The shares suffered their worst day in years on Wednesday
Acer Therapeutics Inc (NASDAQ:ACER) plunged 78.6% yesterday -- its worst session since September 2008 -- after the Food and Drug Administration (FDA) failed to approve the firm's rare genetic disorder treatment, requesting new clinical data. ACER shares are lower again today, last seen down 4.6% at $3.93, as bearish analysts blast the crumbling pharma stock.
For starters, Raymond James downgraded ACER stock to "market perform" from "outperform." H.C. Wainwright, meanwhile, slashed its price target to $10 from $55. Plus, LifeSci Capital called Acer Therapeutics a "high-risk investment," and that failure to gain regulatory approval or positive data from the "upcoming bioequivalence study could adversely affect Acer's stock price."

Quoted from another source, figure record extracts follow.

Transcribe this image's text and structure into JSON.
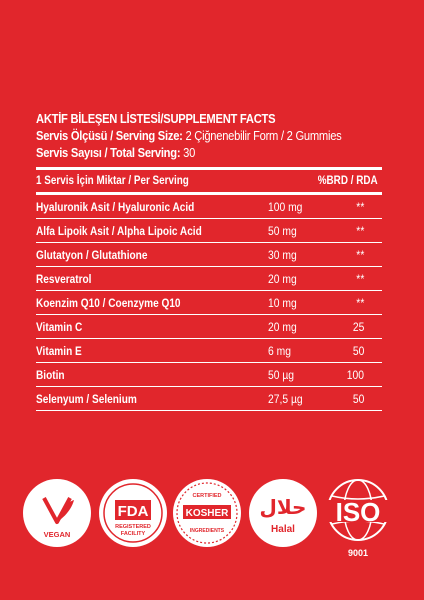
{
  "facts": {
    "title": "AKTİF BİLEŞEN LİSTESİ/SUPPLEMENT FACTS",
    "serving_size_label": "Servis Ölçüsü / Serving Size:",
    "serving_size_value": "2 Çiğnenebilir Form / 2 Gummies",
    "total_serving_label": "Servis Sayısı / Total Serving:",
    "total_serving_value": "30",
    "header_left": "1 Servis İçin Miktar / Per Serving",
    "header_right": "%BRD / RDA",
    "rows": [
      {
        "name": "Hyaluronik Asit / Hyaluronic Acid",
        "amount": "100 mg",
        "rda": "**"
      },
      {
        "name": "Alfa Lipoik Asit / Alpha Lipoic Acid",
        "amount": "50 mg",
        "rda": "**"
      },
      {
        "name": "Glutatyon / Glutathione",
        "amount": "30 mg",
        "rda": "**"
      },
      {
        "name": "Resveratrol",
        "amount": "20 mg",
        "rda": "**"
      },
      {
        "name": "Koenzim Q10 / Coenzyme Q10",
        "amount": "10 mg",
        "rda": "**"
      },
      {
        "name": "Vitamin C",
        "amount": "20 mg",
        "rda": "25"
      },
      {
        "name": "Vitamin E",
        "amount": "6 mg",
        "rda": "50"
      },
      {
        "name": "Biotin",
        "amount": "50 µg",
        "rda": "100"
      },
      {
        "name": "Selenyum / Selenium",
        "amount": "27,5 µg",
        "rda": "50"
      }
    ]
  },
  "badges": {
    "vegan": "VEGAN",
    "fda_main": "FDA",
    "fda_line1": "REGISTERED",
    "fda_line2": "FACILITY",
    "kosher_top": "CERTIFIED",
    "kosher_main": "KOSHER",
    "kosher_bottom": "INGREDIENTS",
    "halal_arabic": "حلال",
    "halal_main": "Halal",
    "iso_main": "ISO",
    "iso_number": "9001"
  },
  "colors": {
    "background": "#e1262c",
    "foreground": "#ffffff"
  }
}
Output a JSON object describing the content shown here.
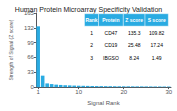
{
  "chart_data": {
    "type": "bar",
    "title": "Human Protein Microarray Specificity Validation",
    "xlabel": "Signal Rank",
    "ylabel": "Strength of Signal (Z score)",
    "x": [
      1,
      2,
      3,
      4,
      5,
      6,
      7,
      8,
      9,
      10,
      11,
      12,
      13,
      14,
      15,
      16,
      17,
      18,
      19,
      20,
      21,
      22,
      23,
      24,
      25,
      26,
      27,
      28,
      29,
      30
    ],
    "values": [
      135.3,
      25.48,
      8.24,
      6.75,
      5.5,
      4.8,
      4.2,
      3.8,
      3.4,
      3.1,
      2.9,
      2.7,
      2.5,
      2.3,
      2.2,
      2.1,
      2.0,
      1.9,
      1.8,
      1.75,
      1.7,
      1.65,
      1.6,
      1.55,
      1.5,
      1.45,
      1.4,
      1.35,
      1.3,
      1.25
    ],
    "color": "#29abe2",
    "xlim": [
      0.5,
      30.5
    ],
    "xticks": [
      1,
      10,
      20,
      30
    ],
    "ylim": [
      0,
      165
    ],
    "yticks": [
      0,
      33,
      66,
      99,
      132,
      165
    ],
    "grid": false,
    "table": {
      "headers": [
        "Rank",
        "Protein",
        "Z score",
        "S score"
      ],
      "rows": [
        [
          "1",
          "CD47",
          "135.3",
          "109.82"
        ],
        [
          "2",
          "CD19",
          "25.48",
          "17.24"
        ],
        [
          "3",
          "IBGSO",
          "8.24",
          "1.49"
        ]
      ]
    }
  }
}
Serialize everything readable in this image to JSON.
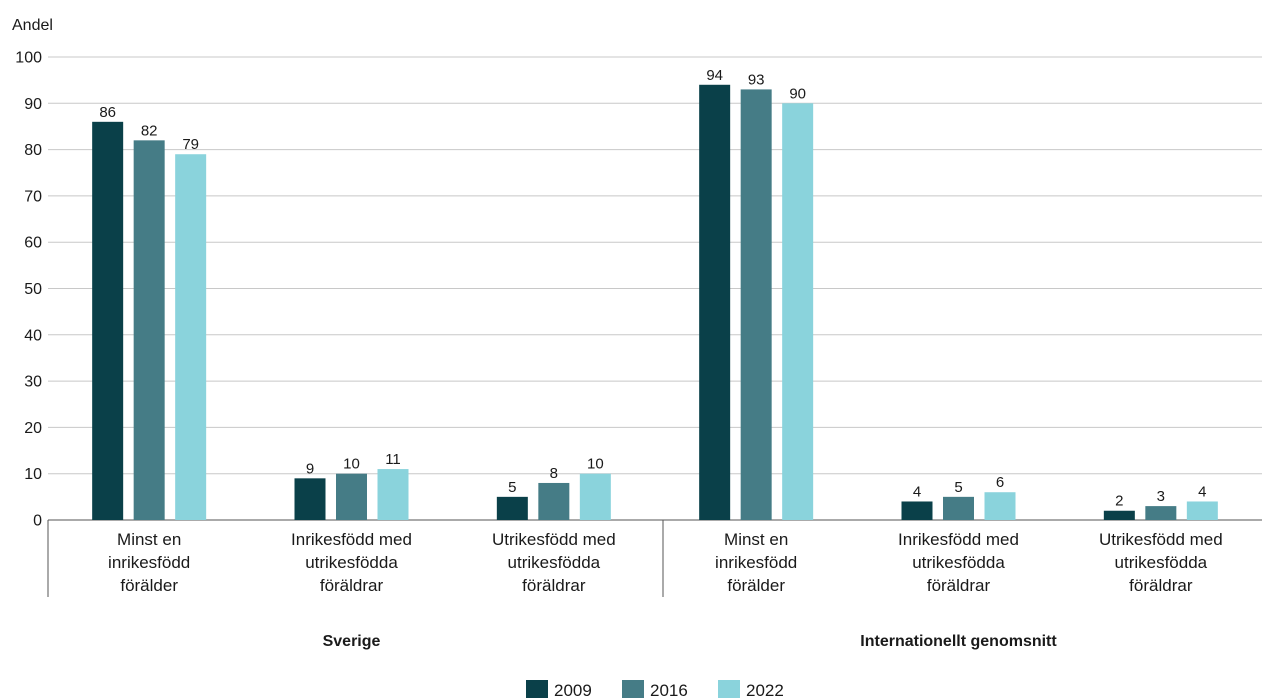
{
  "chart_data": {
    "type": "bar",
    "ylabel": "Andel",
    "ylim": [
      0,
      100
    ],
    "yticks": [
      0,
      10,
      20,
      30,
      40,
      50,
      60,
      70,
      80,
      90,
      100
    ],
    "grid": true,
    "legend_position": "bottom",
    "groups": [
      {
        "name": "Sverige",
        "categories": [
          "Minst en inrikesfödd förälder",
          "Inrikesfödd med utrikesfödda föräldrar",
          "Utrikesfödd med utrikesfödda föräldrar"
        ]
      },
      {
        "name": "Internationellt genomsnitt",
        "categories": [
          "Minst en inrikesfödd förälder",
          "Inrikesfödd med utrikesfödda föräldrar",
          "Utrikesfödd med utrikesfödda föräldrar"
        ]
      }
    ],
    "series": [
      {
        "name": "2009",
        "color": "#0a4049",
        "values": [
          86,
          9,
          5,
          94,
          4,
          2
        ]
      },
      {
        "name": "2016",
        "color": "#457c86",
        "values": [
          82,
          10,
          8,
          93,
          5,
          3
        ]
      },
      {
        "name": "2022",
        "color": "#8ad3dc",
        "values": [
          79,
          11,
          10,
          90,
          6,
          4
        ]
      }
    ]
  }
}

There's certainly room for more downgrades and/or price-target cuts to come through. While three of six analysts maintain a "buy" or better rating on ACER stock -- and not a single "sell" on the books -- the average 12-month price target of $9 is a roughly 128% premium to current trading levels.
Elsewhere on the sentiment front, short sellers have certainly set their sights on an attractive target. Short interest jumped almost 71% in the two most recent reporting periods to 307,617 shares. These bears are sidelined through today's trading, considering ACER stock found a spot on the short-sale restricted list amid yesterday's sell-off.